For this reason, I suggest one the following changes to the spec (in order of preference):

  1. Add a KeyboardEvent.baseKey property that would return the character that would be inserted if the current key were pressed without modifiers (with letters normalized to uppercase). There should be a special exception for AZERTY digits, i.e. pressing AltGr+2 should result in .baseKey == "2", even though a bare "2" keypress produces é (not 2) in AZERTY. (I believe this reflects the current browser status quo for .keyCode.)

  2. Make KeyboardEvent.keyCode mandatory.

This would give Web developers an official, standard way to refer to keys by their "keycap name".

garykac commented 4 years ago

Have you tried using getLayoutMap() API for this? It's still in the spec proposal stage, but you can try it in Chrome to verify it works for your use case (and let us know how it works for you).

WICG proposal: https://wicg.github.io/keyboard-map/ MDN: https://developer.mozilla.org/en-US/docs/Web/API/Keyboard/getLayoutMap Original Explainer: https://github.com/wicg/keyboard-map/blob/master/explainer.md

Making this information available is similar to exposing the user's current keyboard layout, and we need to be concerned about fingerprinting and privacy concerns. That's why we had many long discussions about the best way to make this information available.

Also note that the |keyCode| and |keyChar| were never properly specified, so there various differences in the implementations (especially with keys outside the standard A-Z part of the keyboard).

tszynalski commented 4 years ago

@garykac Gary, thank you for your response.

I have made a prototype reimplementation of my app using the KeyboardMap API. Generally speaking, it does the trick.
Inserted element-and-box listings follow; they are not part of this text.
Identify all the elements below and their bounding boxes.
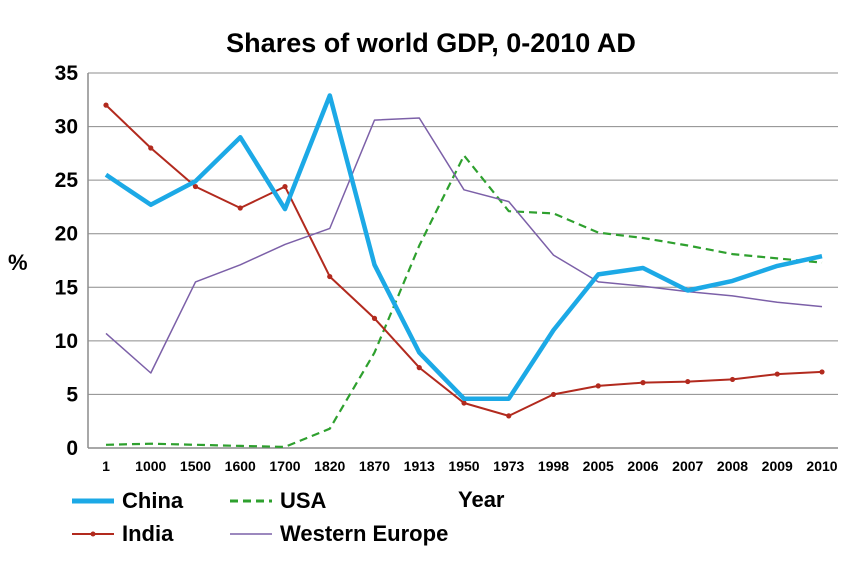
x-tick-label: 2008 <box>717 458 748 474</box>
point-india <box>327 273 333 280</box>
x-tick-label: 1913 <box>404 458 435 474</box>
y-tick-labels: 0 5 10 15 20 25 30 35 <box>55 62 79 460</box>
x-tick-label: 2009 <box>762 458 793 474</box>
point-india <box>685 378 691 385</box>
legend-label-india: India <box>122 521 174 546</box>
legend-label-china: China <box>122 488 184 513</box>
x-tick-label: 1 <box>102 458 110 474</box>
x-tick-label: 1973 <box>493 458 524 474</box>
legend-swatch-india <box>72 531 114 537</box>
x-tick-label: 2007 <box>672 458 703 474</box>
legend-label-western-europe: Western Europe <box>280 521 449 546</box>
point-india <box>416 365 422 371</box>
series-line-western-europe <box>105 117 823 374</box>
x-tick-label: 1820 <box>314 458 345 474</box>
point-india <box>192 183 199 190</box>
y-tick-label: 10 <box>55 330 78 353</box>
x-tick-label: 2006 <box>627 458 658 474</box>
point-india <box>550 391 557 398</box>
x-tick-labels: 1 1000 1500 1600 1700 1820 1870 1913 1950 1973 199… <box>102 458 838 474</box>
y-tick-label: 25 <box>55 169 79 192</box>
x-tick-label: 1870 <box>359 458 390 474</box>
point-india <box>148 145 154 151</box>
series-lines <box>103 93 825 448</box>
x-tick-label: 1700 <box>269 458 300 474</box>
series-line-usa <box>105 154 823 448</box>
axes <box>87 73 838 449</box>
point-india <box>595 383 601 389</box>
y-tick-label: 20 <box>55 223 78 246</box>
legend-swatch-western-europe <box>230 533 272 535</box>
y-tick-label: 0 <box>66 437 78 460</box>
point-india <box>774 371 780 377</box>
grid-lines <box>88 72 838 395</box>
y-tick-label: 5 <box>66 383 78 406</box>
x-tick-label: 1998 <box>538 458 569 474</box>
point-india <box>103 102 109 108</box>
chart-title: Shares of world GDP, 0-2010 AD <box>226 28 636 58</box>
point-india <box>371 315 378 321</box>
legend: China USA India Western Europe <box>70 485 470 565</box>
legend-item-india: India <box>70 521 173 547</box>
y-tick-label: 30 <box>55 116 78 139</box>
legend-item-usa: USA <box>228 488 326 514</box>
point-india <box>506 413 512 419</box>
point-india <box>819 369 825 375</box>
x-axis-label: Year <box>458 487 505 512</box>
x-tick-label: 2005 <box>583 458 614 474</box>
legend-item-western-europe: Western Europe <box>228 521 448 547</box>
x-tick-label: 1000 <box>135 458 166 474</box>
y-tick-label: 15 <box>55 276 79 299</box>
y-axis-label: % <box>8 250 28 275</box>
point-india <box>282 183 288 190</box>
legend-swatch-china <box>72 498 114 504</box>
point-india <box>640 380 646 386</box>
point-india <box>237 205 243 211</box>
legend-item-china: China <box>70 488 183 514</box>
point-india <box>461 400 467 406</box>
series-line-india <box>105 104 823 417</box>
x-tick-label: 1950 <box>448 458 479 474</box>
x-tick-label: 2010 <box>806 458 837 474</box>
series-line-china <box>104 93 823 401</box>
y-tick-label: 35 <box>55 62 79 85</box>
legend-label-usa: USA <box>280 488 327 513</box>
x-tick-label: 1600 <box>225 458 256 474</box>
x-tick-label: 1500 <box>180 458 211 474</box>
legend-swatch-usa <box>230 499 272 503</box>
point-india <box>729 376 736 383</box>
If I match my bindings based on KeyboardMap.get(event.code), I can detect something like AltGr+Z, regardless of what the value of .key is for the current layout. Even though I had to make some workarounds, the API is certainly more predictable than relying on keyCode, which is nice.

However, I think adding a .baseKey property to KeyboardEvent would still be a good idea. The KeyboardMap solution forces me to load the whole keyboard map ahead of time, which magnifies privacy implications. For example, some browsers may decide that explicit user consent is required for such an operation. I really wouldn't want to degrade the experience of my users with a confusing popup. There's way too many of those already.
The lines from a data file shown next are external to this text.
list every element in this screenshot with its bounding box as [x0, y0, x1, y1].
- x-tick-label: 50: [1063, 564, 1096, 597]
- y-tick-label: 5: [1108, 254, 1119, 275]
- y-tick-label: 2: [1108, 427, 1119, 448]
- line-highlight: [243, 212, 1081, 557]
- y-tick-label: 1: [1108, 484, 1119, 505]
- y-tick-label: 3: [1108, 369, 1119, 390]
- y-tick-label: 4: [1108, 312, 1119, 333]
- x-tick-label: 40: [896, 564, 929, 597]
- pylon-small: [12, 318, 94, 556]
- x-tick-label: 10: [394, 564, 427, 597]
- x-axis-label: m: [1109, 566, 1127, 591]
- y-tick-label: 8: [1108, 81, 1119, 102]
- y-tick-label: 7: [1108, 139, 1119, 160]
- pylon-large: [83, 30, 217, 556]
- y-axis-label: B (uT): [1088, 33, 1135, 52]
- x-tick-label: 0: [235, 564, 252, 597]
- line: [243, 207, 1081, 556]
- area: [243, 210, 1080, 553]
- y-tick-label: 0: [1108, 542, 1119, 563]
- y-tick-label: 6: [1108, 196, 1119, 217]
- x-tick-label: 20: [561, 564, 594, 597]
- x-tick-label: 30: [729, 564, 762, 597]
Other browsers may refuse to implement the API altogether. I see Apple has already decided the API is too invasive. I don't agree with that decision, but something like .baseKey would have a bigger chance of gaining acceptance, because it only leaks information when the user types something into the website (it cannot just be some banner ad). It does not leak much more information that what can already be gleaned from KeyboardEvent properties.

Another, minor issue is that, unlike .baseKey, KeyboardMap requires the page to monitor layout changes by means of the layoutchange event. This is extra work (albeit not very much), but more importantly, layoutchange isn't implemented by any browser yet.
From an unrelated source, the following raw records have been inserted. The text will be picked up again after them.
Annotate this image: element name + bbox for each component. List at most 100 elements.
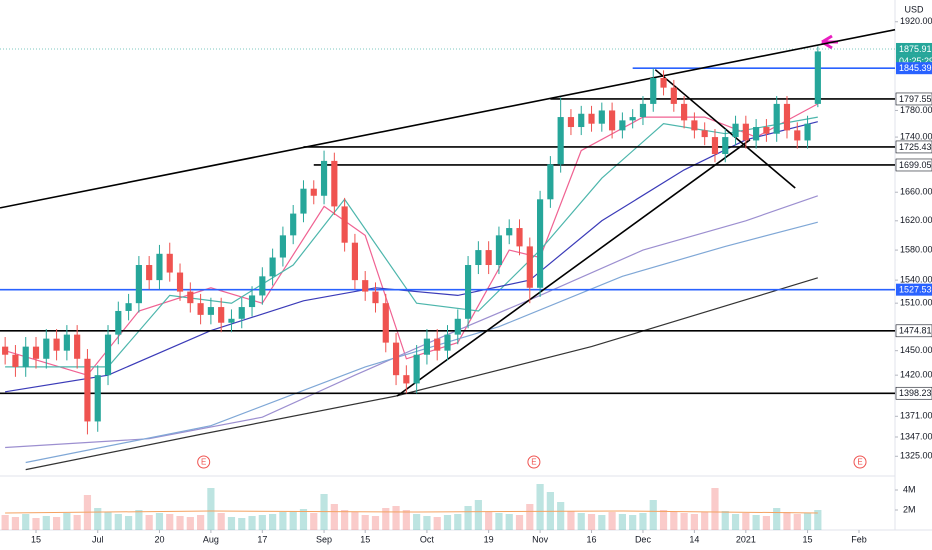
volume-bar	[577, 513, 585, 530]
candle-body	[2, 346, 9, 355]
candle-body	[588, 113, 595, 124]
candle-body	[763, 127, 770, 134]
candle-body	[12, 354, 19, 367]
y-tick-label: 1371.00	[900, 411, 932, 421]
candle-body	[434, 338, 441, 351]
volume-bar	[464, 506, 472, 530]
candle-body	[464, 265, 472, 319]
volume-bar	[382, 508, 390, 530]
event-label: E	[857, 458, 862, 467]
volume-bar	[639, 513, 647, 530]
currency-label: USD	[904, 4, 924, 14]
volume-bar	[536, 484, 544, 530]
volume-bar	[269, 514, 277, 530]
level-label-bg	[895, 386, 932, 400]
volume-bar	[217, 513, 225, 530]
volume-bar	[227, 517, 236, 530]
y-tick-label: 1580.00	[900, 244, 932, 254]
volume-bar	[515, 515, 524, 530]
candle-body	[300, 188, 307, 214]
y-tick-label: 1325.00	[900, 451, 932, 461]
candle-body	[485, 250, 492, 266]
volume-bar	[598, 515, 606, 530]
candle-body	[794, 130, 801, 141]
y-tick-label: 1920.00	[900, 16, 932, 26]
candle-body	[753, 127, 760, 141]
candle-body	[74, 334, 81, 359]
volume-bar	[361, 515, 369, 530]
volume-bar	[731, 514, 740, 530]
volume-bar	[793, 514, 801, 530]
candle-body	[660, 78, 667, 88]
level-label: 1845.39	[899, 63, 932, 73]
volume-bar	[299, 509, 308, 530]
candle-body	[187, 291, 194, 304]
candle-body	[598, 110, 605, 124]
candle-body	[413, 354, 420, 384]
candle-body	[537, 199, 544, 288]
volume-bar	[197, 515, 205, 530]
x-tick-label: 15	[803, 534, 813, 544]
candle-body	[423, 338, 431, 355]
volume-bar	[176, 516, 184, 530]
volume-bar	[248, 516, 256, 530]
volume-bar	[124, 516, 133, 530]
candle-body	[53, 338, 60, 351]
volume-bar	[42, 516, 50, 530]
volume-tick-label: 2M	[903, 504, 916, 514]
candle-body	[320, 160, 328, 196]
volume-bar	[690, 514, 698, 530]
candle-body	[578, 113, 585, 128]
y-tick-label: 1540.00	[900, 275, 932, 285]
level-label: 1527.53	[899, 285, 932, 295]
level-label: 1474.81	[899, 326, 932, 336]
candle-body	[701, 130, 708, 138]
volume-bar	[701, 512, 709, 530]
level-label-bg	[895, 140, 932, 154]
moving-average	[25, 221, 818, 464]
volume-bar	[402, 510, 410, 530]
candle-body	[526, 246, 533, 288]
candle-body	[382, 303, 389, 343]
candle-body	[218, 307, 225, 323]
volume-bar	[166, 514, 174, 530]
volume-bar	[454, 514, 462, 530]
candle-body	[84, 358, 91, 422]
moving-average	[5, 121, 818, 393]
volume-bar	[289, 511, 297, 530]
candle-body	[547, 164, 554, 200]
volume-bar	[371, 516, 380, 530]
volume-bar	[155, 513, 164, 530]
candle-body	[454, 318, 461, 335]
candle-body	[475, 250, 482, 266]
volume-bar	[505, 514, 513, 530]
volume-bar	[238, 518, 246, 530]
candle-body	[269, 257, 276, 277]
volume-bar	[783, 512, 791, 530]
volume-bar	[721, 511, 729, 530]
x-tick-label: Dec	[635, 534, 652, 544]
volume-bar	[587, 514, 596, 530]
candle-body	[629, 117, 636, 121]
moving-average	[5, 116, 818, 368]
moving-average	[4, 103, 819, 376]
volume-bar	[526, 504, 534, 530]
candle-body	[176, 272, 184, 292]
x-tick-label: 17	[257, 534, 267, 544]
level-label-bg	[896, 42, 932, 55]
x-tick-label: 14	[689, 534, 699, 544]
event-label: E	[201, 458, 206, 467]
level-label: 1699.05	[899, 160, 932, 170]
level-label-bg	[895, 324, 932, 338]
volume-bar	[433, 517, 441, 530]
candle-body	[557, 117, 564, 165]
candle-body	[279, 235, 286, 258]
volume-bar	[659, 510, 668, 530]
candle-body	[650, 78, 657, 104]
level-label: 1797.55	[899, 94, 932, 104]
volume-bar	[752, 515, 760, 530]
volume-bar	[803, 513, 812, 530]
candle-body	[773, 103, 780, 134]
volume-bar	[258, 515, 266, 530]
volume-bar	[567, 511, 575, 530]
On the other hand, I do appreciate that KeyboardMap has one advantage over .baseKey. For example, KeyboardMap allows me to detect an AZERTY layout before the user types anything. I can then adjust my UI (e.g. the onscreen keyboard, the displayed shortcut hints) accordingly to create a customized experience. I'm not sure if I would actually use this capability, but it's nice to know it's there.

I'd be very interested in hearing your thoughts.

PS. In the course of my testing, I have identified several problems with how KeyboardMap is specified. I will submit those issues to the KeyboardMap github shortly. I hope you'll find my suggestions helpful!

ggPeti commented 1 year ago

@garykac do you know of any movement on this?